Мемуары
Шрифт:
Помню еще одну жительницу этого отеля, изумительную характерную актрису Кору Уизерспун, к тому времени уже старуху. Думаю, могу уже рассказать, что эта приятная во всех отношениях леди, ныне покинувшая этот мир, была морфинистка, и мы с поэтом должны были получать морфий по ее рецептам в ближайшей ночной аптеке.
Считается, что морфий «успокаивает», но миссис Уизерспун всегда «торчала» от него.

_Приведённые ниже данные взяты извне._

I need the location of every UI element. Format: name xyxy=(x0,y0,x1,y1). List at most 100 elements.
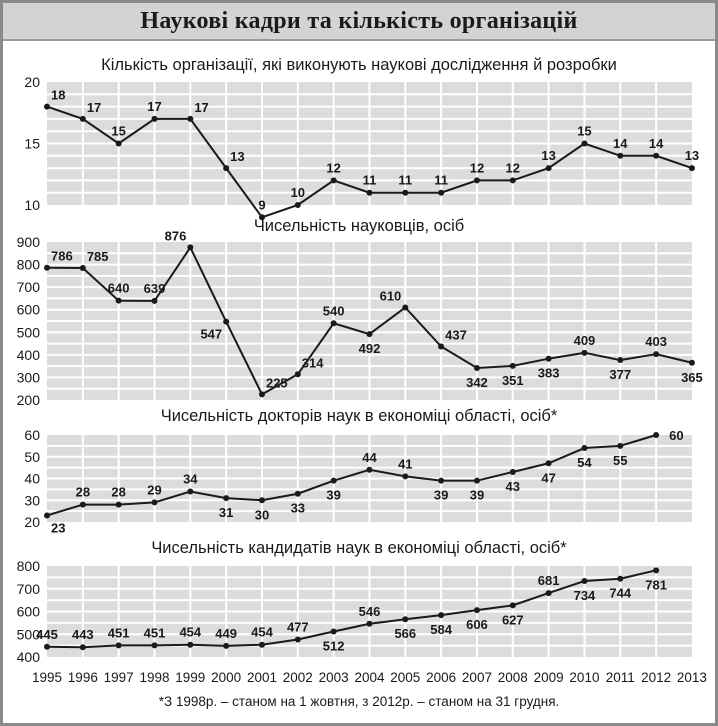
x-tick-label: 1997 xyxy=(104,670,134,685)
data-point xyxy=(509,177,516,184)
data-point xyxy=(187,488,194,495)
data-label: 876 xyxy=(165,228,187,243)
x-tick-label: 2012 xyxy=(641,670,671,685)
y-tick-label: 400 xyxy=(17,649,41,665)
data-label: 43 xyxy=(506,479,520,494)
data-point xyxy=(581,140,588,147)
y-tick-label: 800 xyxy=(17,558,41,574)
chart-title: Чисельність науковців, осіб xyxy=(254,217,464,235)
data-label: 60 xyxy=(669,428,683,443)
data-label: 12 xyxy=(470,160,484,175)
data-label: 17 xyxy=(87,100,101,115)
data-label: 566 xyxy=(394,626,416,641)
data-point xyxy=(438,343,445,350)
data-point xyxy=(151,115,158,122)
x-tick-label: 1996 xyxy=(68,670,98,685)
data-point xyxy=(294,636,301,643)
data-label: 14 xyxy=(613,136,628,151)
x-tick-label: 2004 xyxy=(354,670,385,685)
data-label: 492 xyxy=(359,341,381,356)
x-tick-label: 2011 xyxy=(606,670,635,685)
data-label: 23 xyxy=(51,520,65,535)
x-tick-label: 2013 xyxy=(677,670,707,685)
data-label: 13 xyxy=(230,149,244,164)
data-point xyxy=(258,497,265,504)
data-point xyxy=(653,152,660,159)
data-label: 437 xyxy=(445,328,467,343)
data-point xyxy=(330,477,337,484)
data-point xyxy=(258,391,265,398)
data-point xyxy=(366,331,373,338)
data-point xyxy=(617,575,624,582)
data-point xyxy=(258,214,265,221)
data-label: 786 xyxy=(51,249,73,264)
data-label: 44 xyxy=(362,450,377,465)
data-point xyxy=(258,641,265,648)
data-point xyxy=(688,359,695,366)
data-point xyxy=(79,644,86,651)
data-label: 34 xyxy=(183,472,198,487)
x-tick-label: 2006 xyxy=(426,670,456,685)
data-point xyxy=(438,189,445,196)
data-point xyxy=(294,202,301,208)
y-tick-label: 800 xyxy=(17,257,41,273)
data-point xyxy=(509,362,516,369)
data-point xyxy=(330,628,337,635)
data-label: 734 xyxy=(574,588,596,603)
data-label: 639 xyxy=(144,281,166,296)
data-label: 39 xyxy=(470,488,484,503)
data-label: 10 xyxy=(291,185,305,200)
data-label: 15 xyxy=(111,124,125,139)
data-point xyxy=(473,177,480,184)
y-tick-label: 300 xyxy=(17,369,41,385)
data-point xyxy=(115,642,122,649)
data-label: 33 xyxy=(291,501,305,516)
x-tick-label: 2010 xyxy=(569,670,599,685)
y-tick-label: 700 xyxy=(17,279,41,295)
data-point xyxy=(509,602,516,609)
data-point xyxy=(473,477,480,484)
page-title: Наукові кадри та кількість організацій xyxy=(140,7,578,34)
data-label: 13 xyxy=(685,148,699,163)
data-label: 512 xyxy=(323,639,345,654)
data-point xyxy=(473,364,480,371)
y-tick-label: 50 xyxy=(24,449,40,465)
data-label: 681 xyxy=(538,573,560,588)
y-tick-label: 60 xyxy=(24,427,40,443)
data-point xyxy=(617,152,624,159)
data-point xyxy=(545,460,552,467)
data-point xyxy=(581,445,588,452)
header-band: Наукові кадри та кількість організацій xyxy=(3,3,715,41)
data-point xyxy=(79,501,86,508)
data-label: 39 xyxy=(326,488,340,503)
data-label: 449 xyxy=(215,626,237,641)
data-point xyxy=(330,177,337,184)
data-point xyxy=(509,468,516,475)
data-point xyxy=(545,165,552,172)
data-point xyxy=(581,578,588,585)
data-label: 351 xyxy=(502,373,524,388)
data-label: 451 xyxy=(144,625,166,640)
data-label: 785 xyxy=(87,249,109,264)
data-label: 445 xyxy=(36,627,58,642)
data-label: 610 xyxy=(380,288,402,303)
data-point xyxy=(187,641,194,648)
x-tick-label: 2005 xyxy=(390,670,420,685)
data-label: 41 xyxy=(398,456,412,471)
data-label: 55 xyxy=(613,453,627,468)
data-point xyxy=(438,612,445,619)
data-label: 443 xyxy=(72,627,94,642)
data-label: 627 xyxy=(502,612,524,627)
data-point xyxy=(402,189,409,196)
x-tick-label: 2001 xyxy=(247,670,277,685)
data-label: 12 xyxy=(506,160,520,175)
data-line xyxy=(46,569,657,649)
x-tick-label: 1995 xyxy=(32,670,62,685)
data-label: 365 xyxy=(681,370,703,385)
data-point xyxy=(545,590,552,597)
data-line xyxy=(46,434,657,517)
x-tick-label: 2002 xyxy=(283,670,313,685)
data-label: 744 xyxy=(609,586,631,601)
data-point xyxy=(402,304,409,311)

Она болтала со мной и поэтом в холле «Сан-Хасинто» до самого рассвета. Ее «ширка» ей хватало ровно до первых петухов. Потом мы с поэтом относили ее к лифту, он открывал дверь ее номера, а я опускал ее на краешек кровати и укладывал.

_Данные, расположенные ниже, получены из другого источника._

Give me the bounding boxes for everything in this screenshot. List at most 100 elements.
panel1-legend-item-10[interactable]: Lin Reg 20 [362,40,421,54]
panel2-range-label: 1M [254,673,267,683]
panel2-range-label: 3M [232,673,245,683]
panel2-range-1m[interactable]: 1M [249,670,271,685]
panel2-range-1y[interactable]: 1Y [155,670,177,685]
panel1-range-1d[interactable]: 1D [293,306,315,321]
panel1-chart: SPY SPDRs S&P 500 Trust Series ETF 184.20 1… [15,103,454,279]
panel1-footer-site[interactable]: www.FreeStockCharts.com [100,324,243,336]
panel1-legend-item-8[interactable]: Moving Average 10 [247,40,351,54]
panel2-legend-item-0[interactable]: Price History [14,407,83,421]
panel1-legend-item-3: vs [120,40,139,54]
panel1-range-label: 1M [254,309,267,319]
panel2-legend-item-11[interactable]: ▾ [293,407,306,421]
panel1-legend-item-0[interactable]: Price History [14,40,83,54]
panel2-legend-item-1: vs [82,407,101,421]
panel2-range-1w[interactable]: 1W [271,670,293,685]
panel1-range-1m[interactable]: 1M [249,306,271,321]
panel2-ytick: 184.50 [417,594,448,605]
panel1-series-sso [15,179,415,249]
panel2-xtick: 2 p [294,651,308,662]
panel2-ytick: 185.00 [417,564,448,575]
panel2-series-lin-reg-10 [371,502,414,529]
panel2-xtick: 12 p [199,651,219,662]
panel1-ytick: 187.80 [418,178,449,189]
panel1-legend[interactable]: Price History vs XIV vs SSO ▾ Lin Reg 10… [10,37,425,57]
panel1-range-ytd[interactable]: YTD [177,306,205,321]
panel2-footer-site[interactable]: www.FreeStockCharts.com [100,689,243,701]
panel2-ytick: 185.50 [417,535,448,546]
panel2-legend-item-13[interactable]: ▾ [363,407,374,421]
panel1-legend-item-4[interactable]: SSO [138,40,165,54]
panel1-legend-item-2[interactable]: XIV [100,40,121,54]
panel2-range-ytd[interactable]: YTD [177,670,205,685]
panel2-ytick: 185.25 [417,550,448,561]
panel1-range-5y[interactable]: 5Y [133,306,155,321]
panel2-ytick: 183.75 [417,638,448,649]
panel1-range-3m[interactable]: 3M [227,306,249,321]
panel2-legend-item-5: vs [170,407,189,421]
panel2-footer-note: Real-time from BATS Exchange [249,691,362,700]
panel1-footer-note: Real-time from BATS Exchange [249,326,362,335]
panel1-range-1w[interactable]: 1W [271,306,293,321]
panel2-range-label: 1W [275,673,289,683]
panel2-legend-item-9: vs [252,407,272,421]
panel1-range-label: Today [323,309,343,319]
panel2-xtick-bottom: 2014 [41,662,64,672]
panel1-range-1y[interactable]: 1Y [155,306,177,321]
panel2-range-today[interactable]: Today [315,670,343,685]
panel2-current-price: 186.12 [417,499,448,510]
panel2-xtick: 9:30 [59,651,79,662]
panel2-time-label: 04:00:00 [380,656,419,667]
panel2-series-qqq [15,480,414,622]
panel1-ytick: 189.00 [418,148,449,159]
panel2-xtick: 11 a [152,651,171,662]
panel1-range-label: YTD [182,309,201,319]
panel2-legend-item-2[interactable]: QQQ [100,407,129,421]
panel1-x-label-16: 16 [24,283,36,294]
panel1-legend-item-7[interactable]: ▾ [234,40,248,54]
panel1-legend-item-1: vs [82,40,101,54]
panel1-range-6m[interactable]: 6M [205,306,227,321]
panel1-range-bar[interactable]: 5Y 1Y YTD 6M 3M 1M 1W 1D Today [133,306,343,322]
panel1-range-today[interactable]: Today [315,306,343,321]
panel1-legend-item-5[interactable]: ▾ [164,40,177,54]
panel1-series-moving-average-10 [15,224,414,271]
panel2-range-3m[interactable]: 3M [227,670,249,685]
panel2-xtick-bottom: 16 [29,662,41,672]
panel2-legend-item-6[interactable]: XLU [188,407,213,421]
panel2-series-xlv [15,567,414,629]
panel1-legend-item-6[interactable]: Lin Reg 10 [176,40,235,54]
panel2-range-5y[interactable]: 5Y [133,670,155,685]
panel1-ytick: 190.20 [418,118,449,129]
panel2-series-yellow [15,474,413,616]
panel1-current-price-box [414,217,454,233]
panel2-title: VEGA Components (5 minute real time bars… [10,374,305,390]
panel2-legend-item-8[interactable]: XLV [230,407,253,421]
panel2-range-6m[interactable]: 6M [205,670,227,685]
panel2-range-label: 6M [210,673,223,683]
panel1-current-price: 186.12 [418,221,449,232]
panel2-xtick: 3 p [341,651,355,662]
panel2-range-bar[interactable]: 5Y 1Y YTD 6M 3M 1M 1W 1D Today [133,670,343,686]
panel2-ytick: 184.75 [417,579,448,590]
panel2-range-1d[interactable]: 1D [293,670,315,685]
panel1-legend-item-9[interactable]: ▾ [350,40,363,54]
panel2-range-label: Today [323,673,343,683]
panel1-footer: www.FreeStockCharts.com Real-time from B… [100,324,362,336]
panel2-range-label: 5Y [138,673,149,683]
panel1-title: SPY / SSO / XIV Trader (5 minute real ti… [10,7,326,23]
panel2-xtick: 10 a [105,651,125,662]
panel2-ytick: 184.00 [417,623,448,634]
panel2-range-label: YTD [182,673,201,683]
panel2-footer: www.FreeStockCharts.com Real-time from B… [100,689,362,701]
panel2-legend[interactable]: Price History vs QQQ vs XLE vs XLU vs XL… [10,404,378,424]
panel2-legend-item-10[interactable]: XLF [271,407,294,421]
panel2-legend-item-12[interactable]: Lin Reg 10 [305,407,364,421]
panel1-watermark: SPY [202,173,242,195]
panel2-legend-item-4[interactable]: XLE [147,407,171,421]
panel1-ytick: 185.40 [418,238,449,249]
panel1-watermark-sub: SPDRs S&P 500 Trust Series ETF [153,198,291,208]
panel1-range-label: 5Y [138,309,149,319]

— Что бы я без вас делала, мальчики? — бормотала она с нежной и
(Понимал ли кто-нибудь и когда-нибудь неотразимую галантность и шарм леди в возрасте, в театре или вне его, также хорошо, как Жироду в «Безумной из Шайо»? Кэт Хепберн была недостаточно старой или недостаточно сумасшедшей, чтобы выразить все обаяние их ненормальности.)
В конце 1941 года я жил у художника-абстракциониста в районе складов в Гринич-Виллидже. Этот мой друг, если можно так выразиться, был чокнутым: у него и правда поехала крыша в те годы, когда в моде были еще крыши на месте.
Тогда же, очень недолго, я работал в бистро под названием «Бар нищих». Его владелицей была фантастическая личность — беженка из нацистской Германии по имени Валеска Герт.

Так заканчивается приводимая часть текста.